Over the next couple weeks we'll talk about a variety of predictive models, and various ways in which they are different. One of those is whether it is necessary to standardize/normalize the features before fitting. First, some definitions:

**Standarization** (in this context) is the proccess of subtracting the mean from eah feature, and then dividing my the standard deviation, so each feature has a mean of 0 and standard deviation of 1.

**Normalization** (again, in this context) is the process of subtracting the minimum value from each feature, and then dividing my the maximum, so each feature ranges from 0 to 1.

Both accomplish the same purpose, of having all features on the same scale.

Ok, so for some models you need to standardize (or normalize) the features before fitting the model, at least if they have significantly different ranges. It's not that hard to write code to do that, but the transformers in `sklearn` make that a lot easier.

In [None]:
from sklearn.pipeline import Pipeline
from sklearn.preprocessing import StandardScaler
from sklearn.linear_model import Lasso

model = Pipeline([('standardize', StandardScaler()),
                   ('regressor', Lasso())])

The pipeline model will take care of the transformations in fitting and prediction automatically.
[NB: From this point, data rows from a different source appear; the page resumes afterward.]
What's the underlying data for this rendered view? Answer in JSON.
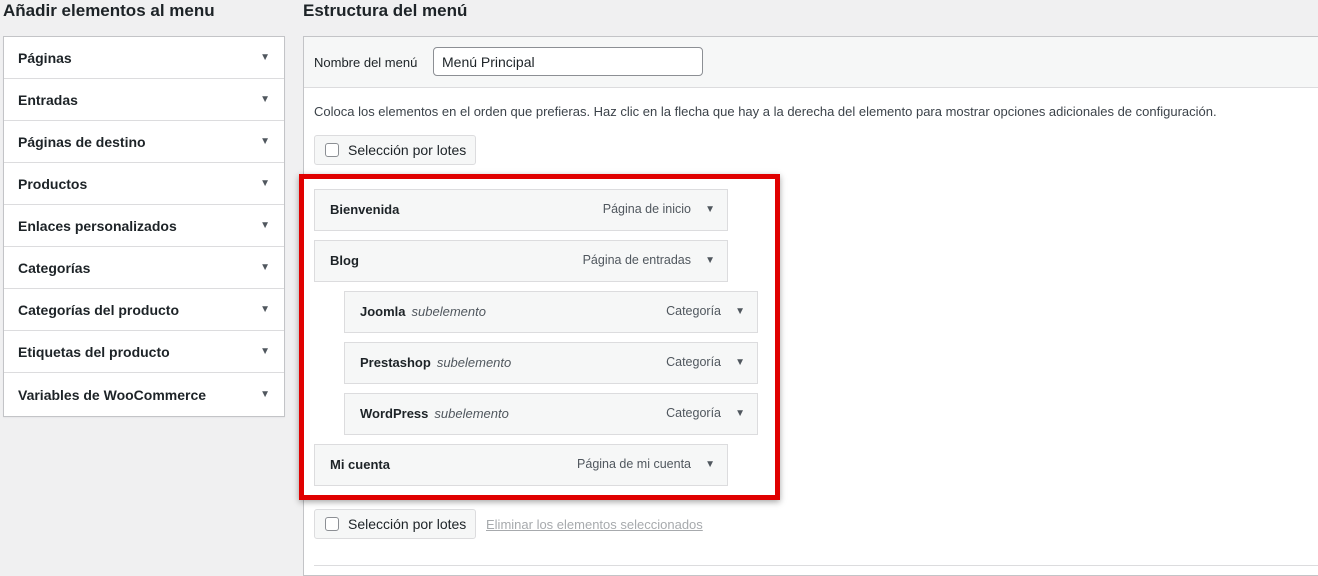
{
  "left_panel": {
    "title": "Añadir elementos al menu",
    "sections": [
      {
        "label": "Páginas"
      },
      {
        "label": "Entradas"
      },
      {
        "label": "Páginas de destino"
      },
      {
        "label": "Productos"
      },
      {
        "label": "Enlaces personalizados"
      },
      {
        "label": "Categorías"
      },
      {
        "label": "Categorías del producto"
      },
      {
        "label": "Etiquetas del producto"
      },
      {
        "label": "Variables de WooCommerce"
      }
    ]
  },
  "menu_structure": {
    "title": "Estructura del menú",
    "name_label": "Nombre del menú",
    "name_value": "Menú Principal",
    "instructions": "Coloca los elementos en el orden que prefieras. Haz clic en la flecha que hay a la derecha del elemento para mostrar opciones adicionales de configuración.",
    "bulk_select_label": "Selección por lotes",
    "delete_selected_label": "Eliminar los elementos seleccionados",
    "items": [
      {
        "title": "Bienvenida",
        "sub": "",
        "type": "Página de inicio",
        "depth": 0
      },
      {
        "title": "Blog",
        "sub": "",
        "type": "Página de entradas",
        "depth": 0
      },
      {
        "title": "Joomla",
        "sub": "subelemento",
        "type": "Categoría",
        "depth": 1
      },
      {
        "title": "Prestashop",
        "sub": "subelemento",
        "type": "Categoría",
        "depth": 1
      },
      {
        "title": "WordPress",
        "sub": "subelemento",
        "type": "Categoría",
        "depth": 1
      },
      {
        "title": "Mi cuenta",
        "sub": "",
        "type": "Página de mi cuenta",
        "depth": 0
      }
    ]
  },
  "icons": {
    "dropdown_caret": "▼"
  },
  "colors": {
    "highlight_frame": "#e00000",
    "link_disabled": "#a7aaad"
  }
}
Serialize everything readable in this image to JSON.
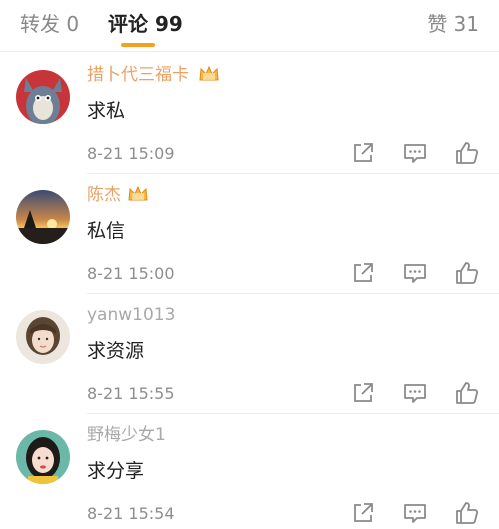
{
  "tabs": {
    "repost": "转发 0",
    "comments": "评论 99",
    "likes": "赞 31"
  },
  "colors": {
    "accent": "#f8a01e",
    "username": "#e8914a",
    "secondary_text": "#8e8e8e"
  },
  "comments": [
    {
      "username": "措卜代三福卡",
      "text": "求私",
      "time": "8-21 15:09"
    },
    {
      "username": "陈杰",
      "text": "私信",
      "time": "8-21 15:00"
    },
    {
      "username": "yanw1013",
      "text": "求资源",
      "time": "8-21 15:55"
    },
    {
      "username": "野梅少女1",
      "text": "求分享",
      "time": "8-21 15:54"
    }
  ],
  "icons": [
    "share-icon",
    "reply-icon",
    "like-icon",
    "vip-crown-icon"
  ]
}
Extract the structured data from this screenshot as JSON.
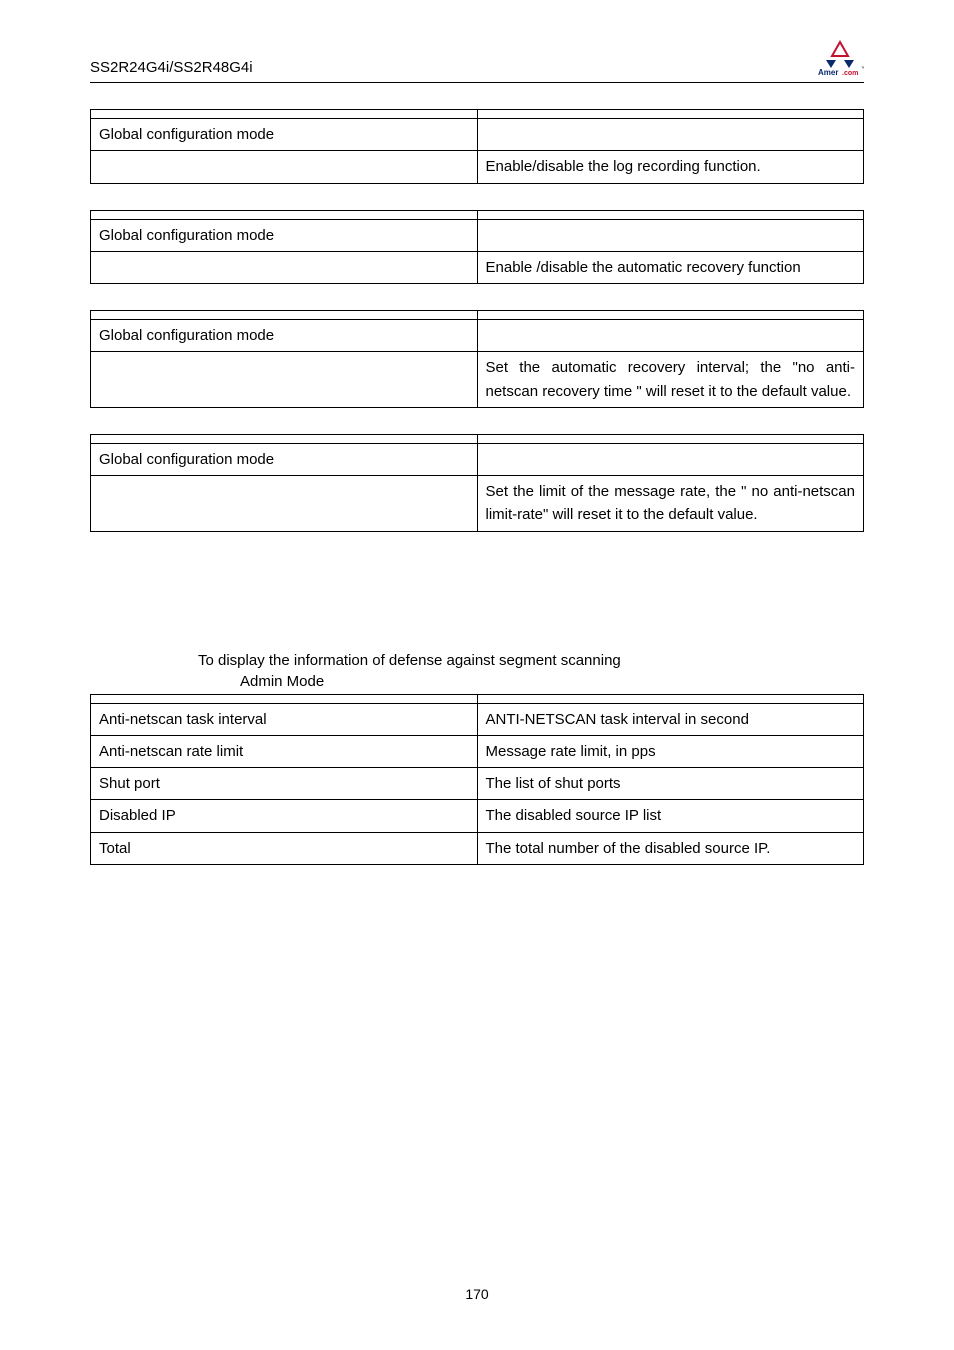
{
  "header": {
    "model": "SS2R24G4i/SS2R48G4i",
    "logo_brand": "Amer",
    "logo_suffix": ".com",
    "logo_tm": "™"
  },
  "tables": {
    "t1": {
      "r1c1": "",
      "r1c2": "",
      "r2c1": "Global configuration mode",
      "r2c2": "",
      "r3c1": "",
      "r3c2": "Enable/disable the log recording function."
    },
    "t2": {
      "r1c1": "",
      "r1c2": "",
      "r2c1": "Global configuration mode",
      "r2c2": "",
      "r3c1": "",
      "r3c2": "Enable /disable the automatic recovery function"
    },
    "t3": {
      "r1c1": "",
      "r1c2": "",
      "r2c1": "Global configuration mode",
      "r2c2": "",
      "r3c1": "",
      "r3c2": "Set the automatic recovery interval; the \"no anti-netscan recovery time \" will reset it to the default value."
    },
    "t4": {
      "r1c1": "",
      "r1c2": "",
      "r2c1": "Global configuration mode",
      "r2c2": "",
      "r3c1": "",
      "r3c2": "Set the limit of the message rate, the \" no anti-netscan limit-rate\" will reset it to the default value."
    },
    "t5": {
      "r1c1": "",
      "r1c2": "",
      "r2c1": "Anti-netscan task interval",
      "r2c2": "ANTI-NETSCAN task interval in second",
      "r3c1": "Anti-netscan rate limit",
      "r3c2": "Message rate limit, in pps",
      "r4c1": "Shut port",
      "r4c2": "The list of shut ports",
      "r5c1": "Disabled IP",
      "r5c2": "The disabled source IP list",
      "r6c1": "Total",
      "r6c2": "The total number of the disabled source IP."
    }
  },
  "info": {
    "line1": "To display the information of defense against segment scanning",
    "line2": "Admin Mode"
  },
  "page_number": "170"
}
You can normalize using `sklearn.preprocessing.MinMaxScaler`.

In usual linear regression without regularization, scaling **does not matter**. If you multiply change the scale of a feature, it will change the cooresponding coefficient, but the predictions will be exactly the same.
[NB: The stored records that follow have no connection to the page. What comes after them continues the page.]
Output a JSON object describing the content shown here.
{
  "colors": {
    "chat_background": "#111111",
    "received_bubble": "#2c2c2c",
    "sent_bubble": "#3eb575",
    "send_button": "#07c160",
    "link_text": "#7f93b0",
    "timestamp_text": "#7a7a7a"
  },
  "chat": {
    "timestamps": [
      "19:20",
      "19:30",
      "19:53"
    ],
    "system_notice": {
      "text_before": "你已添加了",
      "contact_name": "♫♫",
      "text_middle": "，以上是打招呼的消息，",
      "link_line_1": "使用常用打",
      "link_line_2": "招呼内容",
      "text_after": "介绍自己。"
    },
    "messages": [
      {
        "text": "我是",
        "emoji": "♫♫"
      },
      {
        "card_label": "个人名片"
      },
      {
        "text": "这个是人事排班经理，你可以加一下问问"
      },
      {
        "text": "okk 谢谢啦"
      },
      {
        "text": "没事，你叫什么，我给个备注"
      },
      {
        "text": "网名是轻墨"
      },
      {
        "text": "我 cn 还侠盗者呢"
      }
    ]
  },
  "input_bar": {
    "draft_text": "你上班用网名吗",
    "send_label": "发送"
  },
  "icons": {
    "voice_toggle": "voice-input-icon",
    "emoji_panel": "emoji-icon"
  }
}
This changes when we add regularization. Since we include a term that is proportional to the $\beta$, that actual predictions will change it we rescale the values.

As a rule of thumb, if rescaling the values will change the predictions of a model, you need to standardize (or normalize) the values.

Discussion: is standardizing or normalizing better? When should you do one or the other?